The forthcoming elections look likely to change all this, with Bossi now off the scene (largely due to illness)) and Berlusconi fighting a last battle to remain relevant. But the novelties on the political scene - Grillo and Monti - seem themselves to be fighting the battles of the past. Monti, himself just short of 70, represents the generation of Eurocrats responsible for designing European Monetary Union, determined to apply the orthodox medicine of austerity to reassure the markets and senior European partners that Italy will keep its side of the eurodeal.

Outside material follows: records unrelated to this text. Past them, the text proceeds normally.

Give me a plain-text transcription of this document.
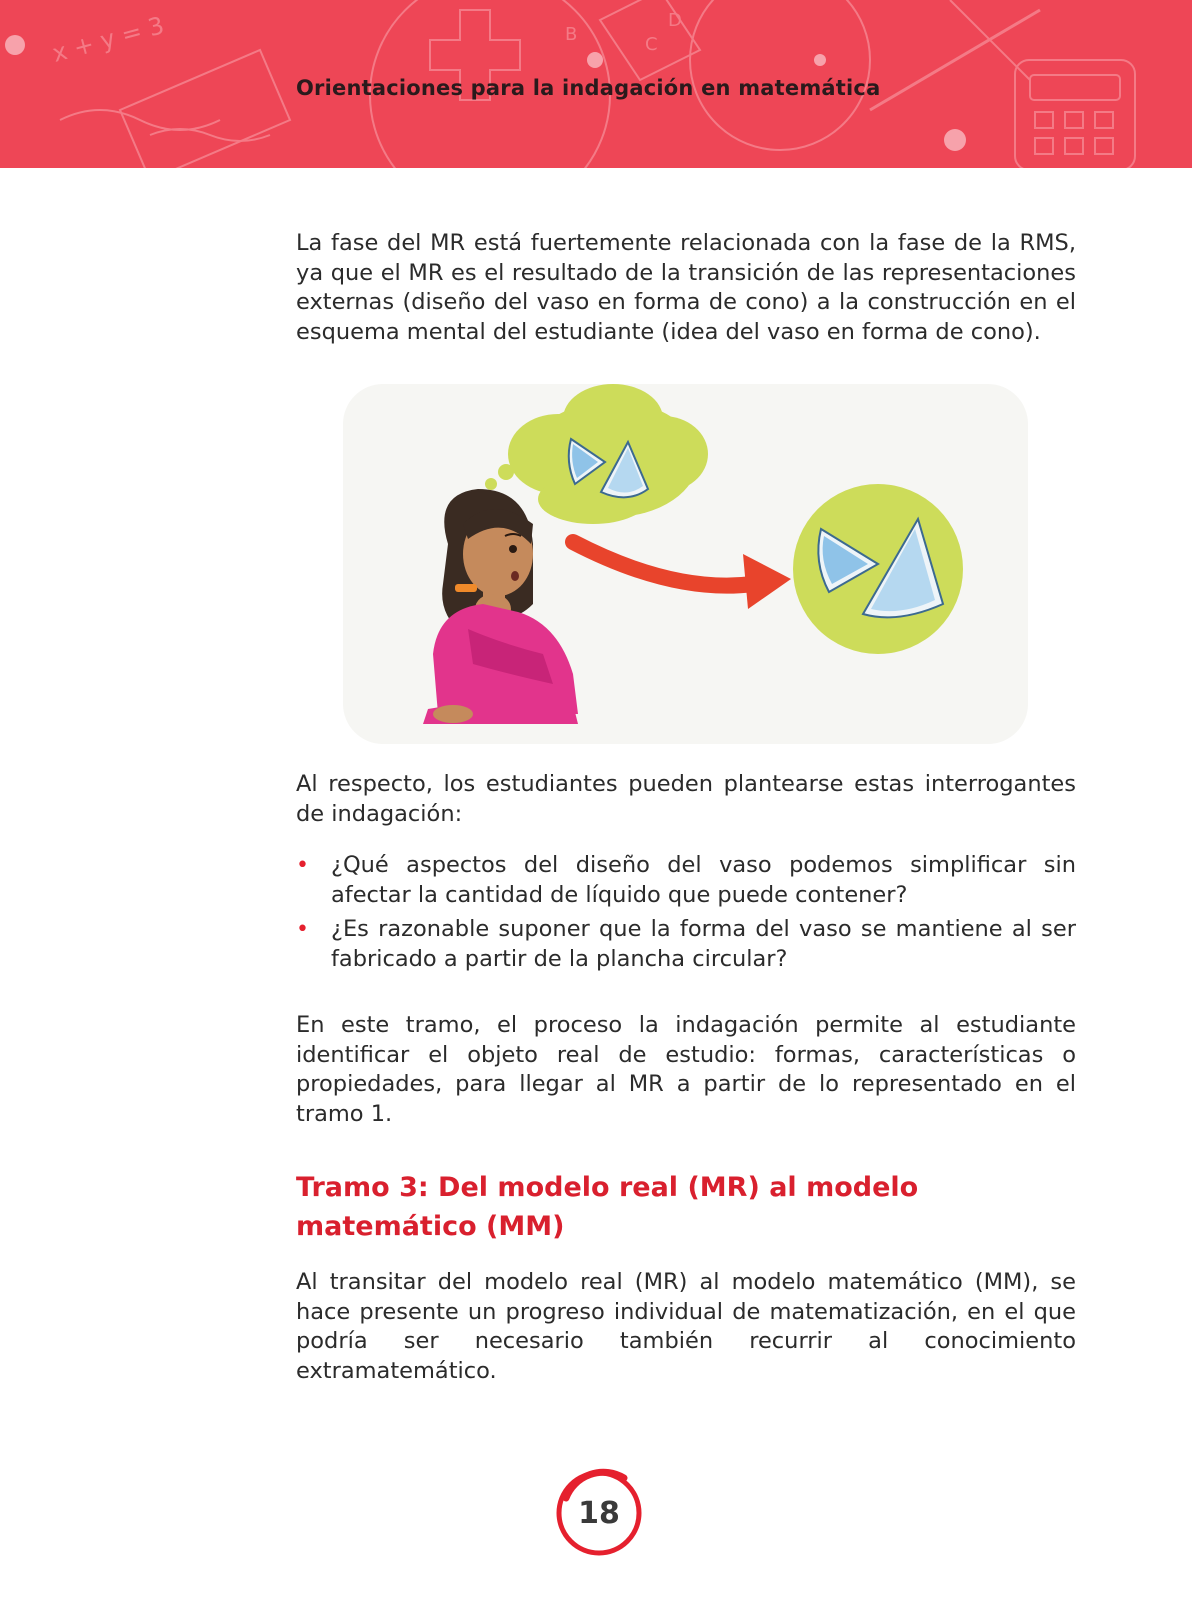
x + y = 3	B
D
C
Orientaciones para la indagación en matemática

La fase del MR está fuertemente relacionada con la fase de la RMS, ya que el MR es el resultado de la transición de las representaciones externas (diseño del vaso en forma de cono) a la construcción en el esquema mental del estudiante (idea del vaso en forma de cono).

Al respecto, los estudiantes pueden plantearse estas interrogantes de indagación:

• ¿Qué aspectos del diseño del vaso podemos simplificar sin afectar la cantidad de líquido que puede contener?
• ¿Es razonable suponer que la forma del vaso se mantiene al ser fabricado a partir de la plancha circular?

En este tramo, el proceso la indagación permite al estudiante identificar el objeto real de estudio: formas, características o propiedades, para llegar al MR a partir de lo representado en el tramo 1.

Tramo 3: Del modelo real (MR) al modelo matemático (MM)

Al transitar del modelo real (MR) al modelo matemático (MM), se hace presente un progreso individual de matematización, en el que podría ser necesario también recurrir al conocimiento extramatemático.

18
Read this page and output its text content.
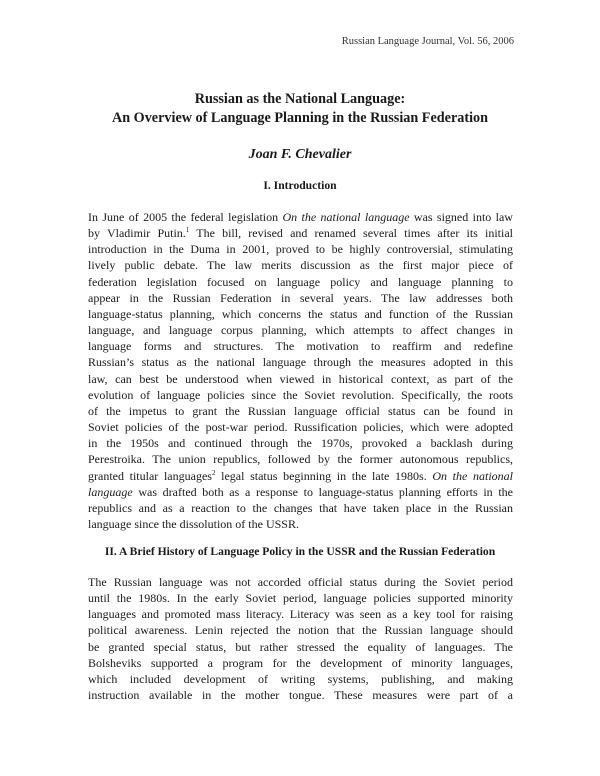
Russian Language Journal, Vol. 56, 2006
Russian as the National Language:
An Overview of Language Planning in the Russian Federation
Joan F. Chevalier
I. Introduction

In June of 2005 the federal legislation On the national language was signed into law
by Vladimir Putin.$^1$ The bill, revised and renamed several times after its initial
introduction in the Duma in 2001, proved to be highly controversial, stimulating
lively public debate. The law merits discussion as the first major piece of
federation legislation focused on language policy and language planning to
appear in the Russian Federation in several years. The law addresses both
language-status planning, which concerns the status and function of the Russian
language, and language corpus planning, which attempts to affect changes in
language forms and structures. The motivation to reaffirm and redefine
Russian’s status as the national language through the measures adopted in this
law, can best be understood when viewed in historical context, as part of the
evolution of language policies since the Soviet revolution. Specifically, the roots
of the impetus to grant the Russian language official status can be found in
Soviet policies of the post-war period. Russification policies, which were adopted
in the 1950s and continued through the 1970s, provoked a backlash during
Perestroika. The union republics, followed by the former autonomous republics,
granted titular languages$^2$ legal status beginning in the late 1980s. On the national
language was drafted both as a response to language-status planning efforts in the
republics and as a reaction to the changes that have taken place in the Russian
language since the dissolution of the USSR.

II. A Brief History of Language Policy in the USSR and the Russian Federation

The Russian language was not accorded official status during the Soviet period
until the 1980s. In the early Soviet period, language policies supported minority
languages and promoted mass literacy. Literacy was seen as a key tool for raising
political awareness. Lenin rejected the notion that the Russian language should
be granted special status, but rather stressed the equality of languages. The
Bolsheviks supported a program for the development of minority languages,
which included development of writing systems, publishing, and making
instruction available in the mother tongue. These measures were part of a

Grillo, a comparatively youthful 64, proclaims a sweeping condemnation of the entire Italian political class, and offers a programme in which 10 of the 16 points are focused on reducing the financial costs of professional politicians and eliminating political parties from the decision-making process. On the economy, Grillo suggests a referendum on the euro, a guaranteed minimum income (in which currency?), a stop to big infrastructure projects and a vaguely defined programme to help small and medium-sized businesses. As an economic programme, this could have come straight out of the vague autogestionaire thinking of 1970s eurocommunism.

Faced with this choice, emigration looks the best bet for Italians who have not yet claimed their pensions. Torn between a dour and self-interested technocracy and an opportunistic and ignorant populism, the only viable choice is Bersani's stale recipe of timid liberalization and maintenance of a notoriously unjust and unbalanced welfare state. More than ever, Italy is suffering from its failure to develop a mainstream, social democratic, egalitarian and pro-market party on the left. The PD is trying to become this, but remains trapped by its conservative Catholic wing on the right and its traditional communist wing on the left, neither of whom seem to understand how markets need to be regulated in the modern age.